ザンガー氏は、AIが攻撃者側の開発力そのものを底上げしている現実にも触れる。Check Point Researchが2025年夏に発表した内容によれば、Windows向けの有名なオープンソースのペネトレーションツールを、単独の開発者が1週間で8万行のコードに移植し、Linux環境で動作するよう改造していた例が確認されたという。ベンチマークとして、同じツールを「Amazon Web Services」(AWS)で動作するよう移植するプロジェクトもあり、OS環境が異なっても機能性を再現しようとする動きが見られたとしている。「かつては『Linuxだから安全』『AppleやiOSだから安全』といった前提があった。しかしAIによって、そうした前提はもはや成り立たなくなる」。
「今までは自分の知識の範囲でしか動けなかった攻撃者が、AIという『もう一人のパートナー』を手に入れた」とザンガー氏、「恐ろしいことだ」と続ける。

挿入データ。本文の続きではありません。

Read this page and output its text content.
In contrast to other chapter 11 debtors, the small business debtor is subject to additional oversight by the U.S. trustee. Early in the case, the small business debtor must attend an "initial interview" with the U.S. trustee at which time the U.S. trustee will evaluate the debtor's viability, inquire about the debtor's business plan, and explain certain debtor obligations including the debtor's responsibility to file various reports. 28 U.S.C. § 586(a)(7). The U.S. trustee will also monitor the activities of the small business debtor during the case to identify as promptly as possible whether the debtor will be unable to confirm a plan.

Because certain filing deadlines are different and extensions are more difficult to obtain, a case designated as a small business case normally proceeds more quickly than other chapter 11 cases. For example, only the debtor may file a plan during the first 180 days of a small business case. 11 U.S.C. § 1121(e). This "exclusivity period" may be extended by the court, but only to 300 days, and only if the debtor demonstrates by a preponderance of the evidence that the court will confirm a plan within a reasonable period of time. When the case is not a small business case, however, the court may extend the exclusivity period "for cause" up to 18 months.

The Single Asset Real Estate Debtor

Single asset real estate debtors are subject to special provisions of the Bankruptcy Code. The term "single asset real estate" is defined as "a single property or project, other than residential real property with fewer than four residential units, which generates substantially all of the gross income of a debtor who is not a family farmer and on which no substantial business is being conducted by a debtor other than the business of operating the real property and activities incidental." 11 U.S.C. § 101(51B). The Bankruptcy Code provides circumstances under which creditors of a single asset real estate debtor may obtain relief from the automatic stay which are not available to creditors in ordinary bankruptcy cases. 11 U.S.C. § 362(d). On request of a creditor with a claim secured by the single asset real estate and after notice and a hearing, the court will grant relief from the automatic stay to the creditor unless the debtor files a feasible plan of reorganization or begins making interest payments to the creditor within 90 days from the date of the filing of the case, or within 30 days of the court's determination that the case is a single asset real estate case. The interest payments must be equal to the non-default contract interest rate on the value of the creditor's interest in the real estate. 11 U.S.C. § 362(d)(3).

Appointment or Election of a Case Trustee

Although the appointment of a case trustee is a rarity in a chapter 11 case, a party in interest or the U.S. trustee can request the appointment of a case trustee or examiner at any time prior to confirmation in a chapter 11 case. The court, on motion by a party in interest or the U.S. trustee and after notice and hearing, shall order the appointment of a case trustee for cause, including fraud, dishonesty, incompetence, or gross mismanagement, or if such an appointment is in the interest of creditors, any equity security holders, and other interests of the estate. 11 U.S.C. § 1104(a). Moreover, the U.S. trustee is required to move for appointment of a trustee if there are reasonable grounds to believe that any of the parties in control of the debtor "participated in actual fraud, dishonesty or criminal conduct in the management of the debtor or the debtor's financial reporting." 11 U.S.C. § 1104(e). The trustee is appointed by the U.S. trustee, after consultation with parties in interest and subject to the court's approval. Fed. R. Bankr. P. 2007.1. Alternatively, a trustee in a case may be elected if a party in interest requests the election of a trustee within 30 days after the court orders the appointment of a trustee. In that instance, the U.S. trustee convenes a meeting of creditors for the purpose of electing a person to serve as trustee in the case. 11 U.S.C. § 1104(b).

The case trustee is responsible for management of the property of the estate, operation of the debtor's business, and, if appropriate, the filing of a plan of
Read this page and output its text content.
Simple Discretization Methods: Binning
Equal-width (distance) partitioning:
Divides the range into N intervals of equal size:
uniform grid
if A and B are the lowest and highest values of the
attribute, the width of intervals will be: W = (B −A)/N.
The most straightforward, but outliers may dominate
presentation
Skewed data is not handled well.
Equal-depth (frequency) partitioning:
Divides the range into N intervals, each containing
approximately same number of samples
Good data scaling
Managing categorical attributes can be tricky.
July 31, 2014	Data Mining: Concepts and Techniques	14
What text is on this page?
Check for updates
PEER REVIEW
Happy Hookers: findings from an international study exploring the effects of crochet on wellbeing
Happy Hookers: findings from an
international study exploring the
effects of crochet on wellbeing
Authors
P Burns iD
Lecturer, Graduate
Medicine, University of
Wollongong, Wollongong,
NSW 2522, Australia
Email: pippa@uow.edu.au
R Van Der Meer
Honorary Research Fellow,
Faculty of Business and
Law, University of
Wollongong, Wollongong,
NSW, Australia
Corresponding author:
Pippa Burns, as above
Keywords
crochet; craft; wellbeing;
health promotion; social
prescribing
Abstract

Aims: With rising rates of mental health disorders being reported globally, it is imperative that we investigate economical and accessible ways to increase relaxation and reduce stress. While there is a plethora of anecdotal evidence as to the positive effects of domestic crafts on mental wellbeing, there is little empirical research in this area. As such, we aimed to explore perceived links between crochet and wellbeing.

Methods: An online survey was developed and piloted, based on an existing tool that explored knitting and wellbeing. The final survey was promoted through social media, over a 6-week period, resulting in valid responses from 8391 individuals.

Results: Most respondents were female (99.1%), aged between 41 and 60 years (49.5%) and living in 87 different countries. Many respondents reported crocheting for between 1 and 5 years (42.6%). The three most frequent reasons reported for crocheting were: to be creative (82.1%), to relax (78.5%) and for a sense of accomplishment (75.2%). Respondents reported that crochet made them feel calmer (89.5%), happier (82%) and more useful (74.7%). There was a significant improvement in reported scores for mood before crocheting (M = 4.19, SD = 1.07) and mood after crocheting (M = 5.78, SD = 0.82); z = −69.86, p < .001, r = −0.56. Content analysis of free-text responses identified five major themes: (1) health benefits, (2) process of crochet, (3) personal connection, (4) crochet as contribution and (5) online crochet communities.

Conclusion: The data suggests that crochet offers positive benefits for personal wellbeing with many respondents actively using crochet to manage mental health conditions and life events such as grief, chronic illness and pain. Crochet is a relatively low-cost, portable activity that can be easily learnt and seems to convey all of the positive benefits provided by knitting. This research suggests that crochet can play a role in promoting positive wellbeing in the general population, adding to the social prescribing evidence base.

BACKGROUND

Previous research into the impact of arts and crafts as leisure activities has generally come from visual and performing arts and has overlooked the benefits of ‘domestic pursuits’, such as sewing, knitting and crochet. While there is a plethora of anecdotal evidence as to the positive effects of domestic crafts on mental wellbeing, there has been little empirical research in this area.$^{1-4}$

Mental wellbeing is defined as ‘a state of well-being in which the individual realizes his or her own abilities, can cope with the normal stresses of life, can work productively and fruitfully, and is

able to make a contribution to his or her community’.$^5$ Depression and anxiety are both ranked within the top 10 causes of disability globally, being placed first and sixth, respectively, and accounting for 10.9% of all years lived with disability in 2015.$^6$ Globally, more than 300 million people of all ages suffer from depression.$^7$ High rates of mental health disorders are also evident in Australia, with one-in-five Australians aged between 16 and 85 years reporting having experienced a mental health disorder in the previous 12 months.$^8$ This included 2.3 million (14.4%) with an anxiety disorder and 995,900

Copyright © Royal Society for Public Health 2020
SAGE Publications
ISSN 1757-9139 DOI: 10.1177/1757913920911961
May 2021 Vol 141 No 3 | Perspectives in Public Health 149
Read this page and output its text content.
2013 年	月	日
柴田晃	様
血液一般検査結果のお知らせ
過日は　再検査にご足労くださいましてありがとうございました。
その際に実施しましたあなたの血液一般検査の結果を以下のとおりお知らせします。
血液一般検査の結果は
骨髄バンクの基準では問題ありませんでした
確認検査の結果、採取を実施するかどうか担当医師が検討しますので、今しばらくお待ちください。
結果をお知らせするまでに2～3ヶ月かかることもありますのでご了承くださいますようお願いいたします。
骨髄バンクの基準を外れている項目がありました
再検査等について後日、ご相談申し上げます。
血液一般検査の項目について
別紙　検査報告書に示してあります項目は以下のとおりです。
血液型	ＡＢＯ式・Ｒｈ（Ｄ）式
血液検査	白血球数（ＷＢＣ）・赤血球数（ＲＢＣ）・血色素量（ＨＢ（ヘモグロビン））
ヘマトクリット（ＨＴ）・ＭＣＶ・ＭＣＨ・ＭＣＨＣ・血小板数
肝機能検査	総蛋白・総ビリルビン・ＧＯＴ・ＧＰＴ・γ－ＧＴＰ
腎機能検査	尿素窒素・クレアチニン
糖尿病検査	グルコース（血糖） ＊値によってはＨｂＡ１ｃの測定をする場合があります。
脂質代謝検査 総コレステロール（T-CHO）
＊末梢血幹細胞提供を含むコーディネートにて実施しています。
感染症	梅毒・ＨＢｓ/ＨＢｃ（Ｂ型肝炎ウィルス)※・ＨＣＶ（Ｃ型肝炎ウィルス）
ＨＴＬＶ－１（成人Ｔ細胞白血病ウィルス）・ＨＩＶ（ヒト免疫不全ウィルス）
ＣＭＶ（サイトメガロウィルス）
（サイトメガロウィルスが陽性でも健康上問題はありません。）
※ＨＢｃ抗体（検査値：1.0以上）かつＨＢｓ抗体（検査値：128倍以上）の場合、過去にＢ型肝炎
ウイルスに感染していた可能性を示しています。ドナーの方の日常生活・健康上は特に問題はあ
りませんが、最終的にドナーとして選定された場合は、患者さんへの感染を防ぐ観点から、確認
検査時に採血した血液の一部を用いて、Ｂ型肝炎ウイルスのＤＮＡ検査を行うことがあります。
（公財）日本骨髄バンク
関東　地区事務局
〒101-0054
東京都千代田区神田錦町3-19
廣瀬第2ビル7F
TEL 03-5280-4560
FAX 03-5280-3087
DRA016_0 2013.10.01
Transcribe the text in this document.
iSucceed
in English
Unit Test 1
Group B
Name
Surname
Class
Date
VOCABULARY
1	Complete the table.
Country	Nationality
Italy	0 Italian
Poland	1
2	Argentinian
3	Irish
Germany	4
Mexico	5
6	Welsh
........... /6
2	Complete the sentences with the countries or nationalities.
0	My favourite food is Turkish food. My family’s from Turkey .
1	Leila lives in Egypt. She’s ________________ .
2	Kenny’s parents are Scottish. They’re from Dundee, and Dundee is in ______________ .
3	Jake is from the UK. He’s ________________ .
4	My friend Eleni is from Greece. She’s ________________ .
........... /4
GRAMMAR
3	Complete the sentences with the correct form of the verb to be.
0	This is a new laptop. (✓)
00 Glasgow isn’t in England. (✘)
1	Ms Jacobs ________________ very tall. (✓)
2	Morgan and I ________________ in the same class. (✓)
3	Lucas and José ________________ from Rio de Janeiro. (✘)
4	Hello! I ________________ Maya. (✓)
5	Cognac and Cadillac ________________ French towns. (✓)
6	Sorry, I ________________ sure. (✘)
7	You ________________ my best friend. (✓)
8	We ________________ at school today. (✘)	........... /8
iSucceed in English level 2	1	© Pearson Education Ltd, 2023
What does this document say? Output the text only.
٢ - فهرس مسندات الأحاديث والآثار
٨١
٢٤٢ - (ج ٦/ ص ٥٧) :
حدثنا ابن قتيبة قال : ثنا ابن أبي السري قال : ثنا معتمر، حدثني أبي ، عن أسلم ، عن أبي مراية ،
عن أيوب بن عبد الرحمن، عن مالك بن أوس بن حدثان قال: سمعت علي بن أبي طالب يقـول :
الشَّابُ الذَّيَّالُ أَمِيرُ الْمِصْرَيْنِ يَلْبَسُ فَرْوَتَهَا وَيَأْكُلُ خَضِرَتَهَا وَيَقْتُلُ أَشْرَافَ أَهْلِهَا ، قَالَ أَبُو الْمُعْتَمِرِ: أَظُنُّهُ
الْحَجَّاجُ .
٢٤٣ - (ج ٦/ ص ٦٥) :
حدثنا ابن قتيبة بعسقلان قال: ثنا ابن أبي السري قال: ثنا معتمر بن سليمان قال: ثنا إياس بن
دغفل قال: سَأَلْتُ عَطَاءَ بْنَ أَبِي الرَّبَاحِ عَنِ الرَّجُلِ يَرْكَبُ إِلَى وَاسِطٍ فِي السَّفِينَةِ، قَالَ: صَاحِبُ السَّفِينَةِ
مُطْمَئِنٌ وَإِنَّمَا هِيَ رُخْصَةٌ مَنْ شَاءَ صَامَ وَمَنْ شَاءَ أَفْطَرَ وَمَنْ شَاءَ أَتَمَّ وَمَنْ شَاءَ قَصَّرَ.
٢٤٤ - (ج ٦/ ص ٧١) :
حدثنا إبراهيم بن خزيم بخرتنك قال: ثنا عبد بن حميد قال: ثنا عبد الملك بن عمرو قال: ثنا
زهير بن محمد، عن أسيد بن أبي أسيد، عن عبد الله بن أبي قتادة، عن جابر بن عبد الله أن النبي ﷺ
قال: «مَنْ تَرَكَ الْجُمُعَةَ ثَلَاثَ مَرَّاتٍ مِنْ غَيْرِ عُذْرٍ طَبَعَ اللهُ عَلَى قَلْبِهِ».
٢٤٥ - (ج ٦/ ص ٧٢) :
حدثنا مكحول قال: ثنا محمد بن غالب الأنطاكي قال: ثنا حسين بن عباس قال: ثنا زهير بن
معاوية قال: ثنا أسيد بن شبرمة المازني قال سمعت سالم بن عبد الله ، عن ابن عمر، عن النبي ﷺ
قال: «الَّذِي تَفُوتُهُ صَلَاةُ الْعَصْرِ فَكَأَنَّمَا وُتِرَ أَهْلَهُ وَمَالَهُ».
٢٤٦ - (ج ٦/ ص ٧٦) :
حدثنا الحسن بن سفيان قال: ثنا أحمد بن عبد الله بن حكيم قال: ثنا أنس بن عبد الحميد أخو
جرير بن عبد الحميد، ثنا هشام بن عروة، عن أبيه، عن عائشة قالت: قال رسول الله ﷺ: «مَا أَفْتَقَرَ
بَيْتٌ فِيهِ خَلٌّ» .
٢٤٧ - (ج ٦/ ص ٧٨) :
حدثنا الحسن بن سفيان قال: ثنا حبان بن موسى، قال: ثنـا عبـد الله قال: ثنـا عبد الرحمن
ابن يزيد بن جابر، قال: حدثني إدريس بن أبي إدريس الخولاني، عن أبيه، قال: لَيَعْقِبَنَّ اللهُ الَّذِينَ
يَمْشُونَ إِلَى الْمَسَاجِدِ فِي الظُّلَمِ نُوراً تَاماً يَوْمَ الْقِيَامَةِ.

こうした変化を踏まえ、ザンガー氏は次のようにアドバイスする。まずビジネスの優先順位を見直すこと。ベンダーからのアナウンスメントを注視すること。そして、ゼロデイ対策をエンドポイントに組み込み、アップデートの優先順位を上げていくこと。「次の2〜3年、こうした備えは間違いなく必要になる」とザンガー氏は述べた。